Salesforce Flow Design and Validation

Apply these checks to every Flow you design, build, or review.

Step 1 — Confirm Flow Is the Right Tool

Before designing a Flow, verify that a lighter-weight declarative option cannot solve the problem:

RequirementBest tool
Calculate a field value with no side effectsFormula field
Prevent a bad record save with a user messageValidation rule
Sum or count child records on a parentRoll-up Summary field
Complex multi-object logic, callouts, or high volumeApex (Queueable / Batch) — not Flow
Everything elseFlow ✓

If you are building a Flow that could be replaced by a formula field or validation rule, ask the user to confirm the requirement is genuinely more complex.

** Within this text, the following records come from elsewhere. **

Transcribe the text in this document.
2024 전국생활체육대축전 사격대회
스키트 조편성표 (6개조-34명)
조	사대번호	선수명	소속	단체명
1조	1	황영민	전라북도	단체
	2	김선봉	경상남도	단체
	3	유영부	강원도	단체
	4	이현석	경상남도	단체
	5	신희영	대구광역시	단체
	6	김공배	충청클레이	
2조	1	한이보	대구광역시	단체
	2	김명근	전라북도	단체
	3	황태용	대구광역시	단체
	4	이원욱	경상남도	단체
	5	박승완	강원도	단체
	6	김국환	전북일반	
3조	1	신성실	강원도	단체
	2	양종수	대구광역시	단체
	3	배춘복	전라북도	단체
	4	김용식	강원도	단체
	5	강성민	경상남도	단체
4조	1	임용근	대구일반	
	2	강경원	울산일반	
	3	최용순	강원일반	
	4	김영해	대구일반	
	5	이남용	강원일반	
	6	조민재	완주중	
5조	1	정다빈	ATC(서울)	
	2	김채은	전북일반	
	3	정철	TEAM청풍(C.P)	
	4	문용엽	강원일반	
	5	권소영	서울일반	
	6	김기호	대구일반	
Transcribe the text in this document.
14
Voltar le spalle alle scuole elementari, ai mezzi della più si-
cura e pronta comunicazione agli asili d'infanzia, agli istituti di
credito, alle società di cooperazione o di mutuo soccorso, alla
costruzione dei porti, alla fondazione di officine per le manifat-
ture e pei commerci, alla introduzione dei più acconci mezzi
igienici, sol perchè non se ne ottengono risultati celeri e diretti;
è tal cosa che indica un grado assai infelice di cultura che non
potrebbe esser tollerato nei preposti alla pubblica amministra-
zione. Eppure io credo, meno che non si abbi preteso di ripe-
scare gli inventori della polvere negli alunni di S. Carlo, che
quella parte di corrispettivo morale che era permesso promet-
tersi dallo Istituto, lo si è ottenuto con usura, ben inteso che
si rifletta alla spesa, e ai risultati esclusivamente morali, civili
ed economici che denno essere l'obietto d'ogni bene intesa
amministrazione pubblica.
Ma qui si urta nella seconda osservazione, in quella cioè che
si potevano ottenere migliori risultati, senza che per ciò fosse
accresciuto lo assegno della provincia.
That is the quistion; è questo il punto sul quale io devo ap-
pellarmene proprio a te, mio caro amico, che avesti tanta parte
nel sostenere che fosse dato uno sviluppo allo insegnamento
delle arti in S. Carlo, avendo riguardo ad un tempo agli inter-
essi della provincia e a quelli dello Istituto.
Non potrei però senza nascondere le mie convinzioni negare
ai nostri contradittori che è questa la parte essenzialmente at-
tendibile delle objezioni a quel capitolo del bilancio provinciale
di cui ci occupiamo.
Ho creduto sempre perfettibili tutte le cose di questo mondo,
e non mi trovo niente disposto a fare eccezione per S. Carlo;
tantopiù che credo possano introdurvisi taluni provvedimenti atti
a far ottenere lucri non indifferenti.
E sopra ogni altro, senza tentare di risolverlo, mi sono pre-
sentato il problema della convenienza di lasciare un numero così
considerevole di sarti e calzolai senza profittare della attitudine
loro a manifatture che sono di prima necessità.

Step 2 — Select the Correct Flow Type

Use caseFlow typeKey constraint
Update a field on the same record before it is savedBefore-save Record-TriggeredCannot send emails, make callouts, or change related records
Create/update related records, emails, calloutsAfter-save Record-TriggeredRuns after commit — avoid recursion traps
Guide a user through a multi-step UI processScreen FlowCannot be triggered by a record event automatically
Reusable background logic called from another FlowAutolaunched (Subflow)Input/output variables define the contract
Logic invoked from Apex @InvocableMethodAutolaunched (Invocable)Must declare input/output variables
Time-based batch processingScheduled FlowRuns in batch context — respect governor limits
Respond to events (Platform Events / CDC)Platform Event–TriggeredRuns asynchronously — eventual consistency

Decision rule: choose before-save when you only need to change the triggering record's own fields. Move to after-save the moment you need to touch related records, send emails, or make callouts.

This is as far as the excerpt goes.